The last thing you want to happen is some other system's problem causing downtime in yours. We're living in a world where the network isn't reliable, and even healthy services can fail to respond to your requests due to network issues at any time.
By relying on systems living beyond your application's control, you reduce your SLA to the lowest SLA of your dependencies. Even if your application has nine nines of availability (99.9999999%) on its own, but it requires S3 (with uptime of 99.9%) to be up, your application is only available for 99.9% of the time.

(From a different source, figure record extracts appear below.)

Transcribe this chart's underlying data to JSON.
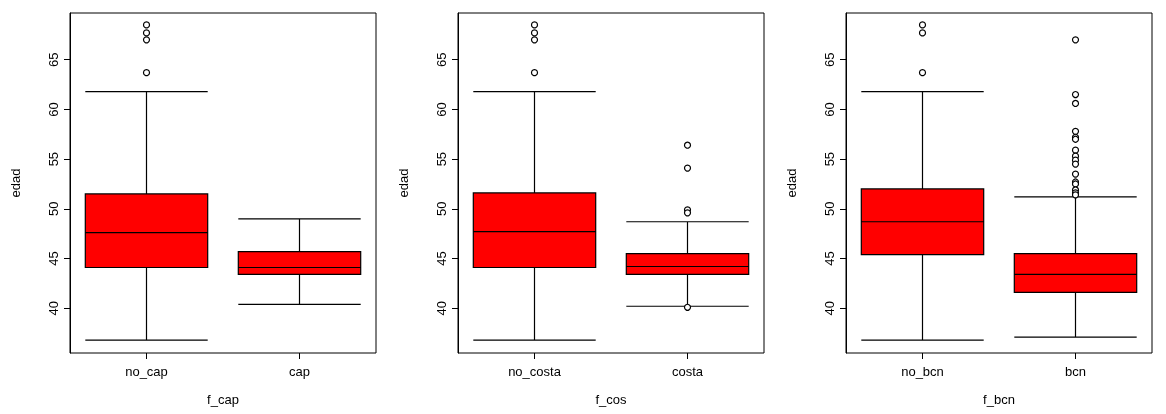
{
  "chart_data": [
    {
      "type": "box",
      "xlabel": "f_cap",
      "ylabel": "edad",
      "categories": [
        "no_cap",
        "cap"
      ],
      "color": "#ff0000",
      "ylim": [
        35.5,
        69.7
      ],
      "yticks": [
        40,
        45,
        50,
        55,
        60,
        65
      ],
      "grid": false,
      "boxes": [
        {
          "low": 36.8,
          "q1": 44.1,
          "median": 47.6,
          "q3": 51.5,
          "high": 61.8,
          "outliers": [
            68.5,
            67.7,
            67.0,
            63.7
          ]
        },
        {
          "low": 40.4,
          "q1": 43.4,
          "median": 44.1,
          "q3": 45.7,
          "high": 49.0
        }
      ]
    },
    {
      "type": "box",
      "xlabel": "f_cos",
      "ylabel": "edad",
      "categories": [
        "no_costa",
        "costa"
      ],
      "color": "#ff0000",
      "ylim": [
        35.5,
        69.7
      ],
      "yticks": [
        40,
        45,
        50,
        55,
        60,
        65
      ],
      "grid": false,
      "boxes": [
        {
          "low": 36.8,
          "q1": 44.1,
          "median": 47.7,
          "q3": 51.6,
          "high": 61.8,
          "outliers": [
            68.5,
            67.7,
            67.0,
            63.7
          ]
        },
        {
          "low": 40.2,
          "q1": 43.4,
          "median": 44.2,
          "q3": 45.5,
          "high": 48.7,
          "outliers": [
            56.4,
            54.1,
            49.9,
            49.6,
            40.1
          ]
        }
      ]
    },
    {
      "type": "box",
      "xlabel": "f_bcn",
      "ylabel": "edad",
      "categories": [
        "no_bcn",
        "bcn"
      ],
      "color": "#ff0000",
      "ylim": [
        35.5,
        69.7
      ],
      "yticks": [
        40,
        45,
        50,
        55,
        60,
        65
      ],
      "grid": false,
      "boxes": [
        {
          "low": 36.8,
          "q1": 45.4,
          "median": 48.7,
          "q3": 52.0,
          "high": 61.8,
          "outliers": [
            68.5,
            67.7,
            63.7
          ]
        },
        {
          "low": 37.1,
          "q1": 41.6,
          "median": 43.4,
          "q3": 45.5,
          "high": 51.2,
          "outliers": [
            67.0,
            61.5,
            60.6,
            57.8,
            57.2,
            57.0,
            55.9,
            55.3,
            54.9,
            54.5,
            53.5,
            52.7,
            52.5,
            51.9,
            51.6,
            51.4
          ]
        }
      ]
    }
  ]
}
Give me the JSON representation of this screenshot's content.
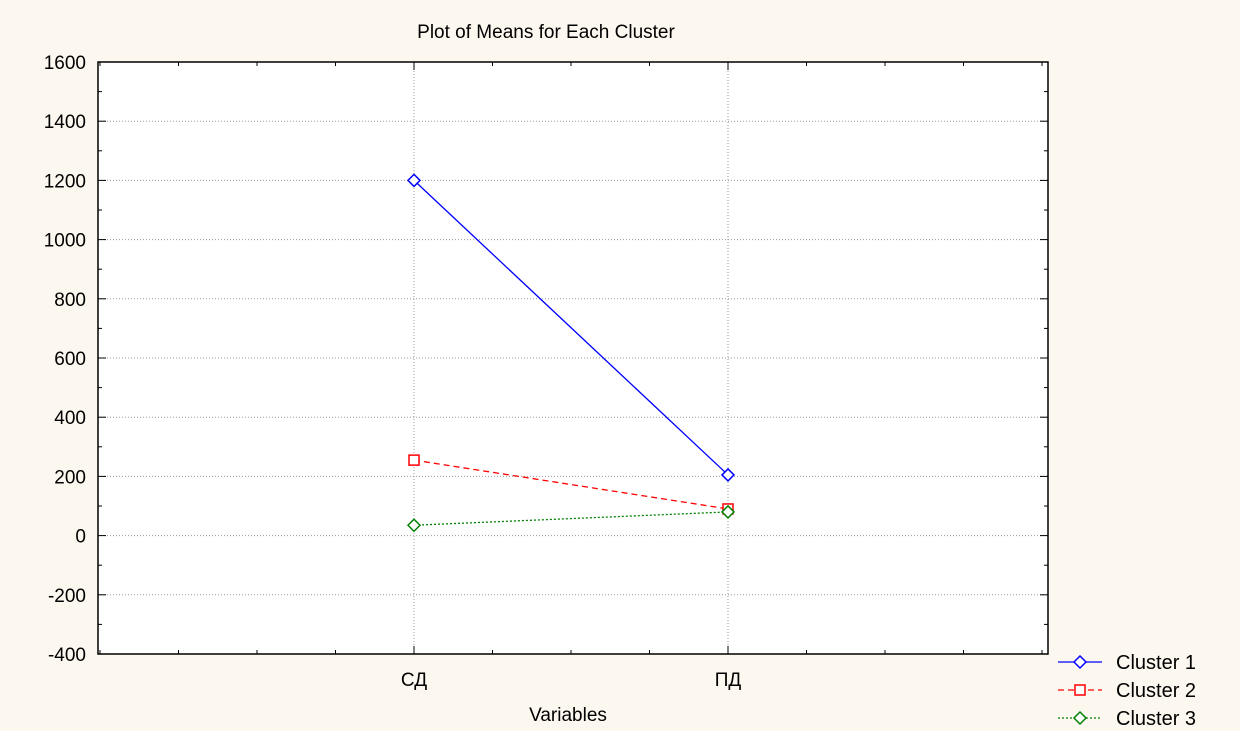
{
  "chart_data": {
    "type": "line",
    "title": "Plot of Means for Each Cluster",
    "xlabel": "Variables",
    "ylabel": "",
    "categories": [
      "СД",
      "ПД"
    ],
    "ylim": [
      -400,
      1600
    ],
    "yticks": [
      -400,
      -200,
      0,
      200,
      400,
      600,
      800,
      1000,
      1200,
      1400,
      1600
    ],
    "grid": true,
    "legend_position": "bottom-right",
    "series": [
      {
        "name": "Cluster  1",
        "values": [
          1200,
          205
        ],
        "color": "#0000ff",
        "marker": "diamond",
        "dash": "solid"
      },
      {
        "name": "Cluster  2",
        "values": [
          255,
          90
        ],
        "color": "#ff0000",
        "marker": "square",
        "dash": "dashed"
      },
      {
        "name": "Cluster  3",
        "values": [
          35,
          80
        ],
        "color": "#008000",
        "marker": "diamond",
        "dash": "dotted"
      }
    ]
  }
}
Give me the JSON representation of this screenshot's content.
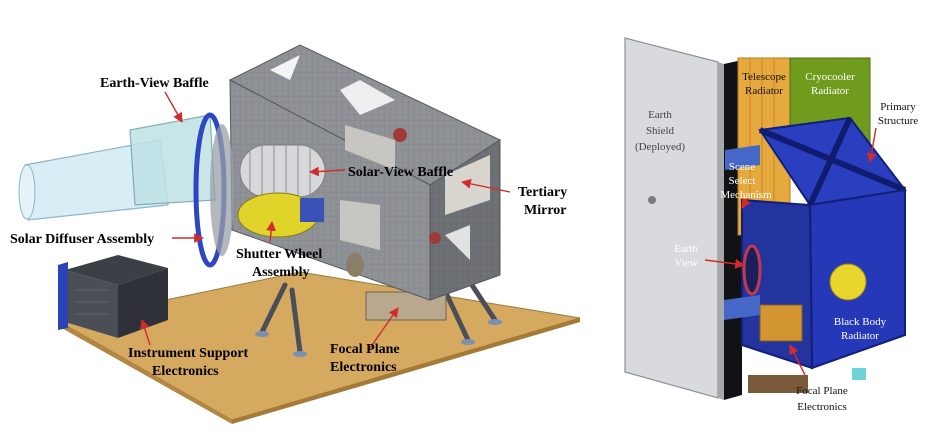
{
  "left_diagram": {
    "labels": {
      "earth_view_baffle": "Earth-View Baffle",
      "solar_view_baffle": "Solar-View Baffle",
      "tertiary_mirror_1": "Tertiary",
      "tertiary_mirror_2": "Mirror",
      "solar_diffuser_assembly": "Solar Diffuser Assembly",
      "shutter_wheel_1": "Shutter Wheel",
      "shutter_wheel_2": "Assembly",
      "instrument_support_1": "Instrument Support",
      "instrument_support_2": "Electronics",
      "focal_plane_1": "Focal Plane",
      "focal_plane_2": "Electronics"
    }
  },
  "right_diagram": {
    "labels": {
      "earth_shield_1": "Earth",
      "earth_shield_2": "Shield",
      "earth_shield_3": "(Deployed)",
      "telescope_radiator_1": "Telescope",
      "telescope_radiator_2": "Radiator",
      "cryocooler_radiator_1": "Cryocooler",
      "cryocooler_radiator_2": "Radiator",
      "primary_structure_1": "Primary",
      "primary_structure_2": "Structure",
      "scene_select_1": "Scene",
      "scene_select_2": "Select",
      "scene_select_3": "Mechanism",
      "earth_view_1": "Earth",
      "earth_view_2": "View",
      "black_body_1": "Black Body",
      "black_body_2": "Radiator",
      "focal_plane_1": "Focal Plane",
      "focal_plane_2": "Electronics"
    }
  },
  "colors": {
    "arrow": "#d22b2b",
    "table": "#d6a960",
    "housing": "#8a8d93",
    "blue_structure": "#2438b8",
    "cryocooler": "#6f9c1c",
    "telescope_radiator": "#e6a93d",
    "shield": "#d9dadd"
  }
}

Because of the risk associated with external services, modern applications employ a range of fault tolerance and isolation mechanisms, like circuit breakers, rate limiters and bulkheads. To ensure that our applications handle failure properly, and that we can react to problems in the system knowing what exactly doesn't work, we also track its health by monitoring, tracing and other diagnostics.
We also use healthchecks.
The health check pattern usually involves having an API endpoint that reports the health of your application, including the health of each external dependency. It's reasonable that the information the endpoint exposes be cached and automatically refreshed, and protected by a circuit breaker to ensure that checking the health doesn't make matters worse.
Goals of this project
The main goal of sup is to provide a reusable model for working with health checks, as well as a range of utilities for customizing them by e.g. adding timeouts or error recovery. It also provides implementations for health checks of some popular integrations (JDBC, HTTP, etc.).
It's a design decision not to include any sort of metrics, response times, version information or other statistics in sup - they are simply beyond the scope of health checks. Although some of these can be implemented by users and used with sup, they're not officially supported.
Another design decision is that health is binary - a service is either healthy or not, and there's no "unknown" state.